In January 2002, the FBI revised Trilogy's original 2000 design to introduce more functionality and capability, and received $78 million to accelerate the project's completion. Based on the redesign, the transportation network and information-presentation components of Trilogy were slated for completion in July 2002. The third component was scheduled to be finished in December. However, the GAO says, the project's components have collectively experienced cost overruns and schedule delays totaling $120 million and at least 21 months, respectively.
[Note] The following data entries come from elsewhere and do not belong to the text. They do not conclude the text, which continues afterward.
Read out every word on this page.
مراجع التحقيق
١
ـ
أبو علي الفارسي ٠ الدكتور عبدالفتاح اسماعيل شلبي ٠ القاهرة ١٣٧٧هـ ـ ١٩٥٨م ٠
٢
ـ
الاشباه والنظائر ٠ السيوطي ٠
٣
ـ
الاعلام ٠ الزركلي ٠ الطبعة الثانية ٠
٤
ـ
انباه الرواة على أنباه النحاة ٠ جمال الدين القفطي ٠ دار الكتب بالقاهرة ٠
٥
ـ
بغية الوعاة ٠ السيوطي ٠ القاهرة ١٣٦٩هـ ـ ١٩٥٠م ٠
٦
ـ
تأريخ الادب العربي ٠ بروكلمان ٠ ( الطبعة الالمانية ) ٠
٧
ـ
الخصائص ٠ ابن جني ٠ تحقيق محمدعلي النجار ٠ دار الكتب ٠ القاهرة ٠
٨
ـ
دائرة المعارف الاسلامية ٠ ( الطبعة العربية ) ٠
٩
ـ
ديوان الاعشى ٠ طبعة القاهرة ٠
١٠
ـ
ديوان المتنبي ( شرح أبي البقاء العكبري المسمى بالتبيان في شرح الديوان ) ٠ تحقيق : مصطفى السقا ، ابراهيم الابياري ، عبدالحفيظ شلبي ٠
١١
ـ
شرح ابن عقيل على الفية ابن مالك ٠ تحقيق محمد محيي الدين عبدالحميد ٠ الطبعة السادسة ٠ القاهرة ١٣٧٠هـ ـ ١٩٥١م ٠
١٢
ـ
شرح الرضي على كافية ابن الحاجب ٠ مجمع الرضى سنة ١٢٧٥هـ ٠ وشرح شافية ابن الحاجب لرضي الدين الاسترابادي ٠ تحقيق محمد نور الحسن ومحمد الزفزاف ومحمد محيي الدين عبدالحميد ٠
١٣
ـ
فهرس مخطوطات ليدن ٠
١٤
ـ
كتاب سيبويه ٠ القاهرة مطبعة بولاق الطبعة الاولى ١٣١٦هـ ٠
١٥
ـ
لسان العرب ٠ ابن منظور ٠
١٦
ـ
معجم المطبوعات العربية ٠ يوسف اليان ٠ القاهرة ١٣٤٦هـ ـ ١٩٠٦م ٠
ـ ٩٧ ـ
Over the last several years, the auditors say, key bureau leadership positions, including the CIO, have experienced frequent turnover. For instance, the CIO has changed five times in the past 24 months. The current CIO--who's also the CIO at the Department of Justice's Executive Office of the U.S. Attorneys--is only temporarily detailed to the FBI for 6 months. In addition, the IT official responsible for developing the bureau's enterprise architecture has changed five times in the past 16 months.

"Development and implementation of key management controls, such as enterprise architecture, have not benefited from sustained management attention and leadership and thus have lagged," the GAO report states.

The FBI hasn't even given its part-time CIO, Zalmai Azmi, bureauwide IT-management authority and responsibility. Rather, the GAO says, authority and responsibility for managing IT is diffused across and vested in the bureau's divisions.

The acting CIO told auditors that the bureau is considering centralizing IT leadership in time to formulate the fiscal 2006 budget. But the GAO said the FBI may not be able to use IT as a bureauwide resource until the plan being considered takes effect.

The GAO applauded steps the FBI is taking in creating an enterprise architecture. It noted that the FBI director now requires all divisions to identify a point of contact that can authoritatively represent his or her division in the development of the architecture. In addition, a project-management plan has been drafted that identifies roles and responsibilities and delineates plans and a set of actions to develop the architecture.

The FBI also is in the process of hiring a contractor to help develop the architecture. Current plans call for an initial version of the architecture in June, but the GAO says that until the enterprise architecture is developed, the FBI will continue to manage IT without a bureauwide, authoritative framework. That, in turn, will constrain its continuing and substantial IT investments, putting at risk its ability to implement modernized systems in a way that minimizes overlap and duplication and maximizes integration and mission support, the report states.

In his testimony before the Senate subcommittee, Mueller reminded the panel that he became FBI director eight days before Sept. 11, 2001, and that the bureau's IT infrastructure was antiquated, with many legacy systems almost 30 years old. "Our personnel were working on hand-me-down computers from other federal agencies," Mueller said. "We had little to no Internet connections in our field offices, and our networks couldn't do something as simple as transmit a digital photo."

By last March, Mueller said, the bureau had implemented a wide area network on schedule, giving nearly 500 counterterrorism and counterintelligence FBI employees in the headquarters desktop access to the bureau's Top Secret/Sensitive Compartmented Information system. That networked system gives approved personnel classified E-mail and message delivery, he said, as well as an electronically searchable archive on their desktop.

Data warehousing has improved dramatically in the past year, he said, reducing person-hours that once were devoted to manual searches. In the past few years, the bureau has deployed nearly 30,000 new computers.

Mueller conceded that the FBI encountered some setbacks in implementing parts of Trilogy, but that it's moving quickly to address them. For the fiscal year beginning Oct. 1, the FBI has requested an additional $20 million to implement new systems. Some of that money will be used to give 10 field offices desktop access to the Top Secret/Sensitive Compartmented Information network and expand headquarters access.